Another position, which was considered by the Apex Court in the CBN v. INTERSTELLA decision under review, is with respect of this vexed question that has equally posed tremendous hurdle to judgment creditors seeking to enforce judgment sum against the FGN accounts domiciled with the CBN. The decision of IBRAHIM v. JSC has lent credence in classifying the CBN as a public office hence can be held out as custodial legis requiring consent. However, the Court of Appeal per GALADIMA JCA (as he then was, later JSC (retired)) in PURIFICATION TECHNIQUE v. AG LAGOS (2012) 1 BFLR 544 gave a very shy treatment to the issue and relegated it to the back waters, when it held that there is absolutely no basis for treating government’s bank accounts any differently from bank accounts of every other juristic personality or customers. It is pertinent to note that in this instant case, the Garnishee proceedings sought to attach monies standing in credit to the Lagos State Government accounts domiciled in Commercial Banks through CBN was equally sought to be attached.

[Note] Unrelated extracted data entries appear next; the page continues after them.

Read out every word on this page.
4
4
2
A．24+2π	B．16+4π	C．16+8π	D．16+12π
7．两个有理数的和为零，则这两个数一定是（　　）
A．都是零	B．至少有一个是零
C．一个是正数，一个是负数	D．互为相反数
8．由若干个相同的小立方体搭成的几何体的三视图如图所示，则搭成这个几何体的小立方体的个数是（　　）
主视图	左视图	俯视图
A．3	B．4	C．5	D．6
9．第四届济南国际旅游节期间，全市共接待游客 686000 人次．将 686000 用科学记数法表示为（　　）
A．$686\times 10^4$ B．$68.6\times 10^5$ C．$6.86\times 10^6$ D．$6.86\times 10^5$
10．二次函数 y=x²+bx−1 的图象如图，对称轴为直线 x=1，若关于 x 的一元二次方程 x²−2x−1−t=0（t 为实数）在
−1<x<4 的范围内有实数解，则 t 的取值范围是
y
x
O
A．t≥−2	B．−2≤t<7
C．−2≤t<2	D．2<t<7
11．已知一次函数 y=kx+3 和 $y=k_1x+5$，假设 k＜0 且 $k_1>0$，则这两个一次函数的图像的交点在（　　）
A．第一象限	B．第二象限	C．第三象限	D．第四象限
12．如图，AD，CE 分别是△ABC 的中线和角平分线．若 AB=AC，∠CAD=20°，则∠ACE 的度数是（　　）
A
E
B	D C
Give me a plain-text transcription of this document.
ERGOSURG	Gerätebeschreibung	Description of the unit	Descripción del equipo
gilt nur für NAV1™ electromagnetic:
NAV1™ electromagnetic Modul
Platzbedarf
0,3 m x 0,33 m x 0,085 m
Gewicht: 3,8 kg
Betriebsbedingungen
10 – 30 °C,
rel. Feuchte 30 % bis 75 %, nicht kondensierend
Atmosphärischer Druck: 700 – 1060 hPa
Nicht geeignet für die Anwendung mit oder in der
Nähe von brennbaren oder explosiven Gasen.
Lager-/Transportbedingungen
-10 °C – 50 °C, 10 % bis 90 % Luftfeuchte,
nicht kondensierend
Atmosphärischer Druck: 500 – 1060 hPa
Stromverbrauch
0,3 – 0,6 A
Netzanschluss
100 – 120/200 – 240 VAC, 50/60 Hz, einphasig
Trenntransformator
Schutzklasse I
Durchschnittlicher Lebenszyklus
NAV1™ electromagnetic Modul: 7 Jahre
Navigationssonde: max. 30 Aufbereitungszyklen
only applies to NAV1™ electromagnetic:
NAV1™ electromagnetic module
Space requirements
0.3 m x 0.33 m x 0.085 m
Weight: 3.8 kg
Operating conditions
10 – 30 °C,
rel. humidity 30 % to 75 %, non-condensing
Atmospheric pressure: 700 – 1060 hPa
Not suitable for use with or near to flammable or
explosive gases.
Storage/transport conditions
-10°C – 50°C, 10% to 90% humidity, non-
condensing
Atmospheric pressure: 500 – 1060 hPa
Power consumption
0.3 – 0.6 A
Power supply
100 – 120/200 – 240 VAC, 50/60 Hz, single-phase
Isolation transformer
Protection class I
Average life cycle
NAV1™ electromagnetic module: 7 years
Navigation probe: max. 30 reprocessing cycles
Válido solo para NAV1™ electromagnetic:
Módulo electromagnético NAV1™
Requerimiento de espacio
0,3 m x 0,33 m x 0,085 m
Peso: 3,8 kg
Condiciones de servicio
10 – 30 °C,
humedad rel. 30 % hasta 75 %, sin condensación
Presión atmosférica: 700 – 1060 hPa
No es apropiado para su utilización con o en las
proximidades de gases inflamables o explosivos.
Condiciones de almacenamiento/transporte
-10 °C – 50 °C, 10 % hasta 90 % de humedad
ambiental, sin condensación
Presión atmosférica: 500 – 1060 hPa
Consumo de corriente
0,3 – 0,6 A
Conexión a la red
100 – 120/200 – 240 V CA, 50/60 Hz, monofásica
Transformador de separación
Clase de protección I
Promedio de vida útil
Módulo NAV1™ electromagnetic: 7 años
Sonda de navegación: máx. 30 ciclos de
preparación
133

At page 76-78 of the CBN v. INTERSTELLA the Supreme Court was confronted with this issue. Again, the Court considered the factual circumstances of the case in interpreting the statute to meet the “Justice” of the case. It was persuaded by the position taken in PURIFICATION TECHNIQUE v. AG LAGOS (Supra) that CBN is just a Banker to the FG who can be sued as garnishee in satisfying debt in its custody. Where it held thus
“The relationship between the 3rd respondent and the appellant in this case, same is purely that of a banker to a customer. Therefore, the question of whether the appellant is a public officer, who cannot release funds except the consent of the AGF is obtained does not apply to the facts and circumstances of this case”.
Finally, it is the writer’s contention that CBN v. INTERSTELLA has created wide panoply of exceptions from different fronts to the general principle, which will assist Judgment Creditors in their quest for monetary enforcement against the state, however it did not in my opinion expressly address and/or nullify the constitutionality of Section 84 of the SCPA.